"Yes, sir; but this is a very different sort of thing, and my father, as you may have heard, sir, was an Eton boy."

"I have heard so. Well, you follow in your father's steps, my lad, and do your duty as well as he did. And your first duty is to look after your womenkind, and save them in every way you can. Out of office hours you could do a great deal for them, couldn't you?"

"I'm sure," complained Joey aggrievedly, "I'm ready to do anything—only Jenny won't let me. She will manage and control things, as if she were the head of the family. She would go into this low tea-room business in spite of all I could say. However"—drawing himself up—"I hope it won't be very long before she is in a different position."

A stinging thought flashed into Mr. Churchill's mind, and changed his amused smile into an anxious frown. "Do you mean by marriage?" he asked; saying to himself that she was just the woman to take up with a loafing vagabond, who would live upon her at his ease, while she worked to support him.

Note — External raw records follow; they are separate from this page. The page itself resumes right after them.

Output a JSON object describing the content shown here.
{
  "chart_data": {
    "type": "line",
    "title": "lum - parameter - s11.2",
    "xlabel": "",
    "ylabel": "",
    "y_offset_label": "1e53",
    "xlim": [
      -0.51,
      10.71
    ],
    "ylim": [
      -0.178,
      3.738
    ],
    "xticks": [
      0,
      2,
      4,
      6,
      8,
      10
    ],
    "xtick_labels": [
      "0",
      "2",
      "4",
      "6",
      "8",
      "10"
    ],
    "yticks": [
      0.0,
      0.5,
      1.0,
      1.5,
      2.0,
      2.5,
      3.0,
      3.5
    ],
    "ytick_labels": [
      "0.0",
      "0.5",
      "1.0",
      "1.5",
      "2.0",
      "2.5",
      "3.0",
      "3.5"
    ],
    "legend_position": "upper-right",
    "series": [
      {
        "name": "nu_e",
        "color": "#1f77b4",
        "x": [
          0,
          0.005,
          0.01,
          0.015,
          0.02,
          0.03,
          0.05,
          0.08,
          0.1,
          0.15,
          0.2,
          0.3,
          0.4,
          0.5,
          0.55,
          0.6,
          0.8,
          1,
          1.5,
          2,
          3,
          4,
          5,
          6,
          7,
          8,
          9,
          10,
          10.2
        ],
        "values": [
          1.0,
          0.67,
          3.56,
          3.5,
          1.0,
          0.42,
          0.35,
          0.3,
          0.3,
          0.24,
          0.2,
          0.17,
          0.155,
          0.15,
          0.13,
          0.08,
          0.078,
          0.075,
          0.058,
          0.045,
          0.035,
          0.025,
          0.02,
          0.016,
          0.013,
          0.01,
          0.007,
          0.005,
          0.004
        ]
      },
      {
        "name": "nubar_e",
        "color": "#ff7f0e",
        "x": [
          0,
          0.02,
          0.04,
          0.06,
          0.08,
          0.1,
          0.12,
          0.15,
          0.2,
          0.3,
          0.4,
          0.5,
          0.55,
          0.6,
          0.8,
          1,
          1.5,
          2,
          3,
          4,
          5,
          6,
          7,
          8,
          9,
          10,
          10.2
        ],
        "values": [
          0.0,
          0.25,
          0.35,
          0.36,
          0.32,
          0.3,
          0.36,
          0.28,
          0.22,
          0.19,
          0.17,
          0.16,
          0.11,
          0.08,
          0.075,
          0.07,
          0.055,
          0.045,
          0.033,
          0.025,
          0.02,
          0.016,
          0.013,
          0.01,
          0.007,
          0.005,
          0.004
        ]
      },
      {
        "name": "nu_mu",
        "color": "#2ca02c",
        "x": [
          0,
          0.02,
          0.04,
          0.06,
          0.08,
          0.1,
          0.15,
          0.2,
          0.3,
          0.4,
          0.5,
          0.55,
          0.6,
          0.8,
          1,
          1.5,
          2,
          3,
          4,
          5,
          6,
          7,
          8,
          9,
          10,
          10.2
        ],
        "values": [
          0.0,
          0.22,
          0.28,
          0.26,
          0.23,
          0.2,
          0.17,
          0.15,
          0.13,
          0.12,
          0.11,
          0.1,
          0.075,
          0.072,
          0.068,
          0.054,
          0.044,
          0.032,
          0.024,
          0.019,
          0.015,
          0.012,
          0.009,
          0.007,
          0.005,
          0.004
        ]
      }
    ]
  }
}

"No, sir. But my father's uncle, who is a great age, is rich, and we expect to come in for some of his property when he dies."

"Oh!" in an accent of relief. "I wouldn't advise you to count on any contingencies of that sort. Just stick to business, and depend on your own exertions—as your sister does. Take pattern by her, and you won't go far wrong."

Joey looked at his young chief with a new expression.

"Do you know my sister?" he inquired.

"I know of her," said Anthony warily. "My father and Mrs. Churchill, and my sister, Mrs. Oxenham, have taken a great interest in the tea-room ever since it was first opened; I have heard from them of her noble efforts to help her family."

This was a new view of the case to Joey, who decided to go and see his mother and sisters in the evening.